Fetch the complete documentation index at: https://docs.zeptar.com/llms.txt

Use this file to discover all available pages before exploring further.

Public endpoints

A small set of endpoints is intentionally unauthenticated and safe to call from anywhere:
  • GET /v1/voices — list the available TTS voices.
Every other endpoint in this reference requires a session cookie.

Session cookies

The Zeptar API authenticates requests with a session cookie set by better-auth. The cookie is named better-auth.session_token and is established when the user signs in through the web app.

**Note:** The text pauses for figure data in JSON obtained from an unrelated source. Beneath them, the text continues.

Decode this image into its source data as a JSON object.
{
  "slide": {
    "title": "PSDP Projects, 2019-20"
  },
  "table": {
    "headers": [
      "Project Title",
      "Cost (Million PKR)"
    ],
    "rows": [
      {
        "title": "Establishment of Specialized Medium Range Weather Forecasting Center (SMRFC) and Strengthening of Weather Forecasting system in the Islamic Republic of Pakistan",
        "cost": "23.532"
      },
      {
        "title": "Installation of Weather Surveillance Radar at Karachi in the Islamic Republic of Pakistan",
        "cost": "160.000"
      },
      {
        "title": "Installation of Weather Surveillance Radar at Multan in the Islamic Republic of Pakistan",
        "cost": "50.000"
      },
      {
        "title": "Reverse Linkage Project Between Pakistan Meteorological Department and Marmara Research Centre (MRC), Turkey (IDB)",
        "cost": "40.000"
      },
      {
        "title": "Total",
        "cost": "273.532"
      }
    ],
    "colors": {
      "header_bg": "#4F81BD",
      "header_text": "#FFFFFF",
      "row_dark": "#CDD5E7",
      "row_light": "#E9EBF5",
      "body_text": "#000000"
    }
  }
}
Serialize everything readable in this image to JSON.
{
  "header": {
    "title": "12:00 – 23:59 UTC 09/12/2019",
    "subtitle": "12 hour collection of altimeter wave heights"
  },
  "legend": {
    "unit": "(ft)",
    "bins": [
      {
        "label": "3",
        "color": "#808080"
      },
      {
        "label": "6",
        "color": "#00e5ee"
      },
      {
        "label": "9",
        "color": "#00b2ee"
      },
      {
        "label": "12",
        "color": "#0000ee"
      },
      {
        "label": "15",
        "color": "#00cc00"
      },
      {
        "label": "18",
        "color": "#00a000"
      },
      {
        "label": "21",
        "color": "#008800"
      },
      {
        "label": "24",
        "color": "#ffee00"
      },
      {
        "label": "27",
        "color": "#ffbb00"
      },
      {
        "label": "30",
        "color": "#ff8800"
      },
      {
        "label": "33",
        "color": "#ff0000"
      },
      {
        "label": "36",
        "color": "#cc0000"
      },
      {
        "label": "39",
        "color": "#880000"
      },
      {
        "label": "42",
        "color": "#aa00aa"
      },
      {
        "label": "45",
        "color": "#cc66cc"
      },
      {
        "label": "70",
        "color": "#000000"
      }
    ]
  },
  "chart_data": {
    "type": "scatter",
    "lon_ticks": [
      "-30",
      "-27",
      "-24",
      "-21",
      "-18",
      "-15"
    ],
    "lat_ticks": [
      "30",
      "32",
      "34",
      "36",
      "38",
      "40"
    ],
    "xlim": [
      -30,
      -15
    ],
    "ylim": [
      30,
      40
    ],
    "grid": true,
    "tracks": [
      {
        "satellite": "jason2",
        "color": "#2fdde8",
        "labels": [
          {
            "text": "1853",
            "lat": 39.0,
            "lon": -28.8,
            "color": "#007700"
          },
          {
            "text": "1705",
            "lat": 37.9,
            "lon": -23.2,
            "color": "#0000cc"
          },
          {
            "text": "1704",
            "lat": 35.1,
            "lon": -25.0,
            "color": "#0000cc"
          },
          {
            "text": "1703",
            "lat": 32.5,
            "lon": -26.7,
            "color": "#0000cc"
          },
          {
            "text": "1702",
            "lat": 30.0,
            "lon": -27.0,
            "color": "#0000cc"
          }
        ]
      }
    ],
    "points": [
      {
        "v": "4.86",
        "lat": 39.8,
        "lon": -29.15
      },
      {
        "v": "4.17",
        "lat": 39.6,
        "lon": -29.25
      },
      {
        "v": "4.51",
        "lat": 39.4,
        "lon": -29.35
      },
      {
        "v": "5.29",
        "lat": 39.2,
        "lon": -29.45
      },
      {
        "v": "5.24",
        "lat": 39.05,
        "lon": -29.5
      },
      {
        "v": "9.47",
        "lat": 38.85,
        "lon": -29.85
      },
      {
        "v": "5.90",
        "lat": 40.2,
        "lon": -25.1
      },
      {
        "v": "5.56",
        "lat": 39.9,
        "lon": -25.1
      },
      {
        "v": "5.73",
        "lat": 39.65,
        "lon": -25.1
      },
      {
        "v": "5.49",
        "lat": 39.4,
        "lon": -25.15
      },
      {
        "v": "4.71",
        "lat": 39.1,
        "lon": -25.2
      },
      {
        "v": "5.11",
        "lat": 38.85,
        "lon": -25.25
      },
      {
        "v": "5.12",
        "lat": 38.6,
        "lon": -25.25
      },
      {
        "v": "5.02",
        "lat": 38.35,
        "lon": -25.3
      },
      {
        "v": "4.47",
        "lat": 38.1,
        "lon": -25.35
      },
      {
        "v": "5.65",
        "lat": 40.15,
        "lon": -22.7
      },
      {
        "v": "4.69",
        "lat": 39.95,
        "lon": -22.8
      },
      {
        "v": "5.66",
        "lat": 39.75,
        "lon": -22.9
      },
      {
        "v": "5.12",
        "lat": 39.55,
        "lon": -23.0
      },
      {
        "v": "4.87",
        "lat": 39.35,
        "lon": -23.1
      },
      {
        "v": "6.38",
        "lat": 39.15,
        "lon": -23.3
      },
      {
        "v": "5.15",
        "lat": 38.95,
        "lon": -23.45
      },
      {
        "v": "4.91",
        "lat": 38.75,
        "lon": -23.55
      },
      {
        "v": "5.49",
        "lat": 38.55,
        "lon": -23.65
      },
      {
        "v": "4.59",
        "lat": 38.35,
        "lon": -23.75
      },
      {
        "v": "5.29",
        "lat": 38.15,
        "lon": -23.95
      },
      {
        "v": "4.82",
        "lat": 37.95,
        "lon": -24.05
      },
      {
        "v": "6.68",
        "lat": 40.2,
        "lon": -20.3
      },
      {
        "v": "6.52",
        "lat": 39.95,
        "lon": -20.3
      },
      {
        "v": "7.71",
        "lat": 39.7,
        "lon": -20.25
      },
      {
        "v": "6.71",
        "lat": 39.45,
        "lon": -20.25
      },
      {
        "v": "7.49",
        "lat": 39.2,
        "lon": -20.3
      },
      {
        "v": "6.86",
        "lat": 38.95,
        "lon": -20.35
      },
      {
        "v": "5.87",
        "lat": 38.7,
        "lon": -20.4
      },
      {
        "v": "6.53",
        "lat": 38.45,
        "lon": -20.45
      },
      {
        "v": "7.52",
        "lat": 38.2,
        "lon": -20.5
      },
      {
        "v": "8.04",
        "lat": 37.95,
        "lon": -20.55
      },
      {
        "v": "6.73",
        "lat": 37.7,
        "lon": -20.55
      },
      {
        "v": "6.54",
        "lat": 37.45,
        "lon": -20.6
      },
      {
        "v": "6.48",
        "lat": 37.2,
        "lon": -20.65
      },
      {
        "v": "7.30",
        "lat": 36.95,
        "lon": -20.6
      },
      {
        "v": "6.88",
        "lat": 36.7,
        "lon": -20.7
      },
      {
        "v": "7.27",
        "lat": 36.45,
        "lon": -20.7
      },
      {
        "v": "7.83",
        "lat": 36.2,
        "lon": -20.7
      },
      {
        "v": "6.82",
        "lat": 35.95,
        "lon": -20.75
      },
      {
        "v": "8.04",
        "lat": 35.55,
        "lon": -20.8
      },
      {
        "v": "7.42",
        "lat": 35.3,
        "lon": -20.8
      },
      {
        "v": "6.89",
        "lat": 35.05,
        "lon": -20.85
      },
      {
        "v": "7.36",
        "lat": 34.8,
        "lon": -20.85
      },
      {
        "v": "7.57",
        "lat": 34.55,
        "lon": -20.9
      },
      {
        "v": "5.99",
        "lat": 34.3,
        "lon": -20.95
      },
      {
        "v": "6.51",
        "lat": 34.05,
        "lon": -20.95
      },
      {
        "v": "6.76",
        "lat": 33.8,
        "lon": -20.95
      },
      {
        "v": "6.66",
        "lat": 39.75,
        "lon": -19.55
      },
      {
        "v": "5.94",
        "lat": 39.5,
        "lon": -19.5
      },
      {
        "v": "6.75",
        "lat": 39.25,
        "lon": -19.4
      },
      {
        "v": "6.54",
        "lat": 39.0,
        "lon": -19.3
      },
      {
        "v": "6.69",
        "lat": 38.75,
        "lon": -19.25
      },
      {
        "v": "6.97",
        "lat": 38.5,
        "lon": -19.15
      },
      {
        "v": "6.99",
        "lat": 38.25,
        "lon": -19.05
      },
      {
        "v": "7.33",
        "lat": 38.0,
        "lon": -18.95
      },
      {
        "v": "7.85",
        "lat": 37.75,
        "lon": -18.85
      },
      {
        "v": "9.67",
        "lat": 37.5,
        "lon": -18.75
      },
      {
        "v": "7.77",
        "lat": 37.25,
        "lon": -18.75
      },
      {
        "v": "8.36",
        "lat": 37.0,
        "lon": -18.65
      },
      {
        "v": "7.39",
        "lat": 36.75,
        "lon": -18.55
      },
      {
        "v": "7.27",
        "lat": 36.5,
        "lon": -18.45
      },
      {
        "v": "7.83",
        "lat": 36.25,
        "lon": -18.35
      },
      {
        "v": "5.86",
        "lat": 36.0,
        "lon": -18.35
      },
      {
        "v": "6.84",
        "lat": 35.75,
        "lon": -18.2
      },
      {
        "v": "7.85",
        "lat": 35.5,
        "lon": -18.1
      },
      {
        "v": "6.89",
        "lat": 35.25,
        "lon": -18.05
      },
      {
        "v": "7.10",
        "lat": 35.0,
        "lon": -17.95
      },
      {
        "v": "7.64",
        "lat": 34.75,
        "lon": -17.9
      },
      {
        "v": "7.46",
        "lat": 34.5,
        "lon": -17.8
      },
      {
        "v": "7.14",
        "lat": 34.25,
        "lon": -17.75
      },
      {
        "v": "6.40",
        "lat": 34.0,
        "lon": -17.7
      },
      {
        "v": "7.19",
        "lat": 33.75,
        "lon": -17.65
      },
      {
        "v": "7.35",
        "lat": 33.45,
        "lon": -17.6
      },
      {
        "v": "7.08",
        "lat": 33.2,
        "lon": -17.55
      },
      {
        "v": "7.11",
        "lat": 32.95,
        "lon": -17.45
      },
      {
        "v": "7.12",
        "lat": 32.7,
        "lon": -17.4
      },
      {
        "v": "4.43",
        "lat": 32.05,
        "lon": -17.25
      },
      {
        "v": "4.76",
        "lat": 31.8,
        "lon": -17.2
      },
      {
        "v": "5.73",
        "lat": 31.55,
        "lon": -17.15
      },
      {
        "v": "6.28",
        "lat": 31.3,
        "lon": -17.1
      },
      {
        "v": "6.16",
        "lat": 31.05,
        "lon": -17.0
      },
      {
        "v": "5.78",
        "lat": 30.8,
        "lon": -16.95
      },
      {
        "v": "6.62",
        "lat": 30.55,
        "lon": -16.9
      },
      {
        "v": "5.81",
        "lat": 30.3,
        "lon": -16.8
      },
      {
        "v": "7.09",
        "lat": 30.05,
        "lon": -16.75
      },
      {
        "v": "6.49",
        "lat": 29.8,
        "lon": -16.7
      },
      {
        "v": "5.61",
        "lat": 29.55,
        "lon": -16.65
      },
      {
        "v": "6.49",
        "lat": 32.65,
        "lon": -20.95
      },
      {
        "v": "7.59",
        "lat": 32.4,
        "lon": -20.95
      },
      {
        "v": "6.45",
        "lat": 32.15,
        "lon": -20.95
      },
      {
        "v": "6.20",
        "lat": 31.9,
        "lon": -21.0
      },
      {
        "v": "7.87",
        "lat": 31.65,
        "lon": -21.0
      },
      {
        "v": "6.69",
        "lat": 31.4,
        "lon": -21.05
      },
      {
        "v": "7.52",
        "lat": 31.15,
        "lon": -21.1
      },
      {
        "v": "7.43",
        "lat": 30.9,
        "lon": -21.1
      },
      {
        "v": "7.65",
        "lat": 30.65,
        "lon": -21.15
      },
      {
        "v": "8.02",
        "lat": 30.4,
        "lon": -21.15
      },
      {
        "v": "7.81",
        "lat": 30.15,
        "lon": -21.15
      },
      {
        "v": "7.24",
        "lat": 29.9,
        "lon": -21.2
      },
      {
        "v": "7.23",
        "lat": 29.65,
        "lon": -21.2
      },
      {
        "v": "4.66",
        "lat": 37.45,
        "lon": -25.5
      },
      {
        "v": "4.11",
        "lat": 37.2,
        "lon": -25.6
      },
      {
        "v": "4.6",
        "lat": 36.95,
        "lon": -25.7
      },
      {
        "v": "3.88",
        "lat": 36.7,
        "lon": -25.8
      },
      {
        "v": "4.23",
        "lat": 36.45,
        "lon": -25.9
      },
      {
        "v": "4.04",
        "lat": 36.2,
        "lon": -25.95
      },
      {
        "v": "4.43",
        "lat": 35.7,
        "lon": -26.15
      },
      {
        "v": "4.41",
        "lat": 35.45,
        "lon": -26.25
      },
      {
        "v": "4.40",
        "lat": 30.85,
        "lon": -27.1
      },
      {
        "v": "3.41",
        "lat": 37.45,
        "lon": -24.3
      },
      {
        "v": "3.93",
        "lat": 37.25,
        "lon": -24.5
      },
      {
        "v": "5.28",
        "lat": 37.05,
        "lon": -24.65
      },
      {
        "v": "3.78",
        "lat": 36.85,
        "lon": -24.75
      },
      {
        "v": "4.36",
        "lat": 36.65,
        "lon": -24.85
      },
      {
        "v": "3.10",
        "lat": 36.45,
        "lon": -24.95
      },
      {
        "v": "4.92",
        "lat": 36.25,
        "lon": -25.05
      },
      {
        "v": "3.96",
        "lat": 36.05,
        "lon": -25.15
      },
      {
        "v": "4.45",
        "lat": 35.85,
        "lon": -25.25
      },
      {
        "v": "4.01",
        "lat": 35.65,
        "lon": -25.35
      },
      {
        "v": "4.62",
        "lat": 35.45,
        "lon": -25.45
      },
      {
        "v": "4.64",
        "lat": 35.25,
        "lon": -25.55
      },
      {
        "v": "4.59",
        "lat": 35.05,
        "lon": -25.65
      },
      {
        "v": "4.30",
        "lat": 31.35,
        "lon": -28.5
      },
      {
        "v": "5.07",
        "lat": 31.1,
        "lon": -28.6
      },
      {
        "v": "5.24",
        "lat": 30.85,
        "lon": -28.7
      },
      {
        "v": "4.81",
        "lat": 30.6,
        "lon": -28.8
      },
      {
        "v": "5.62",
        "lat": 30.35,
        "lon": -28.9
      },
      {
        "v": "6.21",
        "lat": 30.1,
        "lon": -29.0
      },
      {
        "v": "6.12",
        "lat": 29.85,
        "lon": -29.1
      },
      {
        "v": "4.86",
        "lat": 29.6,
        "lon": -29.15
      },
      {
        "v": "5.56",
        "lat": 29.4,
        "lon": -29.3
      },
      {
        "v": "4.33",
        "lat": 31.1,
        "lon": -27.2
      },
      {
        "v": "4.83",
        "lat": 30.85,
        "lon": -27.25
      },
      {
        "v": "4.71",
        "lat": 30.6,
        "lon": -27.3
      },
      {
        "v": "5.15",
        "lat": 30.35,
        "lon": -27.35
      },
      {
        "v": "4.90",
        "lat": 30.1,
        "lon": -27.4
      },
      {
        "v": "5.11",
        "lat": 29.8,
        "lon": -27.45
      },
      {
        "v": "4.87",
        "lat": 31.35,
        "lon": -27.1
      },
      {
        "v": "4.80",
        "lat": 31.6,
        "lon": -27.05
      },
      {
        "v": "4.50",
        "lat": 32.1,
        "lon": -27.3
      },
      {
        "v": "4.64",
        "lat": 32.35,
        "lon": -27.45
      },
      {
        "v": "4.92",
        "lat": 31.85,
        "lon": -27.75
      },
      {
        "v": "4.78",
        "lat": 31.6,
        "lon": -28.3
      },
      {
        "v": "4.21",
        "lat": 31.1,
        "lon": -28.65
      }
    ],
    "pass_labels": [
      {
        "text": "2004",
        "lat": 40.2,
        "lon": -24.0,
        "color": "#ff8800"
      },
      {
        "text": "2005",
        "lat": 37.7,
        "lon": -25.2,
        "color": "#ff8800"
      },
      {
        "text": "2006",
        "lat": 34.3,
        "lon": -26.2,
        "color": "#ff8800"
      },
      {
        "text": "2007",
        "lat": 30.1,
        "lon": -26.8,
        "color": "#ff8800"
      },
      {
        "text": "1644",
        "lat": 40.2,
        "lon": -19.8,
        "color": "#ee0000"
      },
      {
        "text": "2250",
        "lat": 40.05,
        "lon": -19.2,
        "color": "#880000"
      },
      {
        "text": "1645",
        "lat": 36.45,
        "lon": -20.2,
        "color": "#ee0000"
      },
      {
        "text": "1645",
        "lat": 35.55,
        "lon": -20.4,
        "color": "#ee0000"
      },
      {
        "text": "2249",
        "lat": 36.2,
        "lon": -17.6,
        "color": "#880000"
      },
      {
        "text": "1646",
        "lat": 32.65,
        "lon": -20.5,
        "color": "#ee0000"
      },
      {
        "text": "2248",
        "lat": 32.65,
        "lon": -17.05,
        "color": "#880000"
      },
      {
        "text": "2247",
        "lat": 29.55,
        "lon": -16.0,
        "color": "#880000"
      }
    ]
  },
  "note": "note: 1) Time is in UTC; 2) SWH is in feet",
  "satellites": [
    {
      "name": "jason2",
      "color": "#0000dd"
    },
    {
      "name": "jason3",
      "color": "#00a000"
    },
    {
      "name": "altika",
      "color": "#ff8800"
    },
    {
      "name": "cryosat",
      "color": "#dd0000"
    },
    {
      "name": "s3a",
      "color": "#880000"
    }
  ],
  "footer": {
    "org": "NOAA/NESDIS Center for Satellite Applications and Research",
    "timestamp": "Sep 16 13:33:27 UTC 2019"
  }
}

A browser visiting app.zeptar.com and the API at api.zeptar.com share the cookie automatically — they live on the same parent domain.

From the browser

No setup required. fetch('/v1/...') from a logged-in page already carries the cookie: 
const res = await fetch('/v1/organizations', {
  credentials: 'include',
});

From a server (SSR, scripts)

Forward the inbound Cookie header to the API. The apiFetch helper in apps/web/lib/zeptar-api-client.ts does this automatically when called from a Server Component or Server Action. 
const cookie = (await headers()).get('cookie') ?? '';

const res = await fetch('https://api.zeptar.com/v1/organizations', {
  headers: { Cookie: cookie },
});

From a curl session (development)

Copy the session cookie out of your browser’s devtools and pass it explicitly: 
curl https://api.zeptar.com/v1/organizations \
  -H "Cookie: better-auth.session_token=eyJ..."

Unauthenticated responses

A request without a valid session cookie returns: 
HTTP/1.1 401 Unauthorized
Content-Type: application/json

{ "statusCode": 401, "message": "Unauthorized" }
Web clients should treat 401 as a signal to redirect to /sign-in. The apps/web server helpers (getOrganizations, getPendingWorkspaceInvites, etc.) do this automatically.

Permission errors

Endpoints that require a specific role (e.g. removing a member from an organization requires admin) return: 
HTTP/1.1 403 Forbidden
Content-Type: application/json

{ "statusCode": 403, "error": "not_admin" }
The error field is a stable machine-readable code. The message field, when present, is intended for end users.

API keys (coming soon)

Bearer-token authentication for SDK clients and CI agents is on the roadmap. Today every API consumer uses the same session-cookie path.